Belfast Telegraph

Monday 21 April 2014

Ulster have to believe in themselves

It is Shakespeare’s 448th birthday this week and, with Ulster looking ahead to their date with destiny at the Aviva stadium, the pool of potentially inspirational quotes is deep.

After the monumental effort at Thomond Park, the most obvious might be King Henry V’s ‘Once more unto the breach, dear friends, once more’, because another battle looms large.

Ever since the quarter-final win, we have been holding our breaths that Ulster would get to this point physically intact, confident of mind and ready to go.

Physically there have a few skipped heartbeats but the critical mass of the team is still in place.

Whatever team takes the place on Saturday there will be sufficient experience and skill within the XV to win the game.

At the same time, one cannot underestimate the absence of John Afoa as he is an integral part of the set-piece, ball-carrying and defensive efforts.

But Brian McLaughlin and his men have known for a while that he would not be involved and will have prepared accordingly.

In fact, in a way, it might just galvanise and sharpen the Ulster minds even more — yes, it is positive spin, but an element of doubt adds to the nerves and rules out any chance of taking things lightly.

For supporters, expectations have been raised to a level not seen since the European Cup final victory in 1999.

So often since then, Ulster have entered major European Cup games as underdogs. Even in 1999 Ulster were really only fancied as favourites in the final match against Colomiers. Maybe this is the reason that this Saturday’s game has a very similar feel to 1999.

It is akin to a trip down memory lane. A similar level of expectation and belief will accompany supporters as they descend once again on Lansdowne Road.

That day 13 years ago Ulster started well, built a lead and never gave Colomiers a sniff. Can the players repeat history in 2012?

Certainly, being favourites brings with it a completely different type of pressure, but somehow I get the feeling that in the players’ minds they travelled down to Munster with that same mentality.

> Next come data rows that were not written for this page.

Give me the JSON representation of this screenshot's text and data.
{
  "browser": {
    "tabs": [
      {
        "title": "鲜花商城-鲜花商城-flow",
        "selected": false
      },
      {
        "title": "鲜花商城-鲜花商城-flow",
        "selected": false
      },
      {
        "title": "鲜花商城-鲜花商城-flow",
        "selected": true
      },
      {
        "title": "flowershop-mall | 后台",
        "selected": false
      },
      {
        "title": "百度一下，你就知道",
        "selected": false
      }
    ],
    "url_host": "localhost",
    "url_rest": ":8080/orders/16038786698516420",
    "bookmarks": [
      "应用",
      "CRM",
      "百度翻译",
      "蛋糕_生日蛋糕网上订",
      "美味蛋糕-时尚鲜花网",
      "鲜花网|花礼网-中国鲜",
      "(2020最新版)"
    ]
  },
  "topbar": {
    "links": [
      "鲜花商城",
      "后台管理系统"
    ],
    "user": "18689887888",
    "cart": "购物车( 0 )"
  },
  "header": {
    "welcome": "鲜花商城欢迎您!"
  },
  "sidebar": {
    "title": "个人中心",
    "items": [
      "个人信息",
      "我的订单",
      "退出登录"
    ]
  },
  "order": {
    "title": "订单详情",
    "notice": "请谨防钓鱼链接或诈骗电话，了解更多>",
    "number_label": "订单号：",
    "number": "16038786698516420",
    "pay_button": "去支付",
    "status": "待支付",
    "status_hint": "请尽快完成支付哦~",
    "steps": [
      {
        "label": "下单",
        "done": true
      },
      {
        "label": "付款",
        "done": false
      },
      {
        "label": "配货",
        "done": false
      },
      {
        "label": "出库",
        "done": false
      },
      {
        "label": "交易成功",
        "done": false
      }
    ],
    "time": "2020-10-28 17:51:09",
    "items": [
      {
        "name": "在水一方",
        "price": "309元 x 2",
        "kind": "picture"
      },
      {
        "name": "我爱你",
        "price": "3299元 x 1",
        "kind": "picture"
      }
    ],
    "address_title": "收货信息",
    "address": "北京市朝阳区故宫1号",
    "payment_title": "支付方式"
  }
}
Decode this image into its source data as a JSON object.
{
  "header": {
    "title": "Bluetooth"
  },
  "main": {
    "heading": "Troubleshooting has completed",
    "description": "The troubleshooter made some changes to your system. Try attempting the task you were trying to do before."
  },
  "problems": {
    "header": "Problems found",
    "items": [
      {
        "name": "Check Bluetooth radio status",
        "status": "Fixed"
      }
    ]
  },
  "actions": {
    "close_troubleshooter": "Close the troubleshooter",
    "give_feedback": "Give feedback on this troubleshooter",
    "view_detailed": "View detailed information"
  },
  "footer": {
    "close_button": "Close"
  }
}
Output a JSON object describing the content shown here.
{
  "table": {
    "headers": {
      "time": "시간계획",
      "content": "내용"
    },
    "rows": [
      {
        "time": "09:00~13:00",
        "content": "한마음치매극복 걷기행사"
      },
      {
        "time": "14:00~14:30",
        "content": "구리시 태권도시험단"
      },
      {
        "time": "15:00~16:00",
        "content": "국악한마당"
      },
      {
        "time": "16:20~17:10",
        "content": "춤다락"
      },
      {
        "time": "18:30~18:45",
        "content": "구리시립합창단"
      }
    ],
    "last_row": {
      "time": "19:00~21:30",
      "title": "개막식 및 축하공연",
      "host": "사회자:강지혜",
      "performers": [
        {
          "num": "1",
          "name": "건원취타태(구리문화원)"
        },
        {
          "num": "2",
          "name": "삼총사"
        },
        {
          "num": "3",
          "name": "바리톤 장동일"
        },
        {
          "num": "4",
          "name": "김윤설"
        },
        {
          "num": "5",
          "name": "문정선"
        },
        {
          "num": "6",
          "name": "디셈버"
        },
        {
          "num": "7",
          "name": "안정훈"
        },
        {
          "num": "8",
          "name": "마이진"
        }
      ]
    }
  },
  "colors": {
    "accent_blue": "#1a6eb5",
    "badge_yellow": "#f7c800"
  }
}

They knew that if they played near to their potential they could win the game. In their own heads, they were favourites, so maybe not as much has changed as many think.

Have no doubts, Edinburgh will be dangerous. Michael Bradley is the king of maximising scarce resources and he deserves enormous credit for generating a self-belief that is currently missing from the Scottish national team.

At his disposal Bradley has quality players who have nothing to lose and revel in shaping unlikely victories.

The strength and threat of their game is based on taking 50:50 decisions so why would they play any differently? It will be a much different type of defensive challenge for Ulster — not quite as directly confrontational as Munster.

Indeed, the defensive decisions might just be that bit more difficult to make. Nevertheless, Ulster have got to get those decisions right.

Having come so far along this path, beating Tigers and Clermont at home, performing so heroically in France and then the Thomond triumph, I cannot see the will of the Ulster players allowing itself to be broken.

There is sufficient experience in the team to be calm and composed and know what to do in the cauldron of the occasion.

Often big pressure games are more about which group of players can keep their cool and do the basics well rather than moments of creative genius. This team believes in itself and realises the level of self-discipline required — this was one of the key determinants in the Thomond Park victory.

Despite Leinster’s victory last Friday, there were sufficient pointers to suggest that Ulster’s confidence should not be dented. Had the kicking been better and turnovers in the opposition 22 avoided, the result might have been a lot different and this against the Heineken Cup champions.

Saturday will be about doing the basics right, playing one’s own game with an organised and aggressive defence, and working every second towards the submission of the opponents.

I am envious of the position in which the players find themselves. Whatever impressive achievements sit on their rugby CVs, for some even World Cups or Grand Slams, Saturday will be a unique experience — a semi-final in the Heineken Cup in front of 50,000 of your home supporters.

What a privileged bunch of players to have this experience and what an opportunity.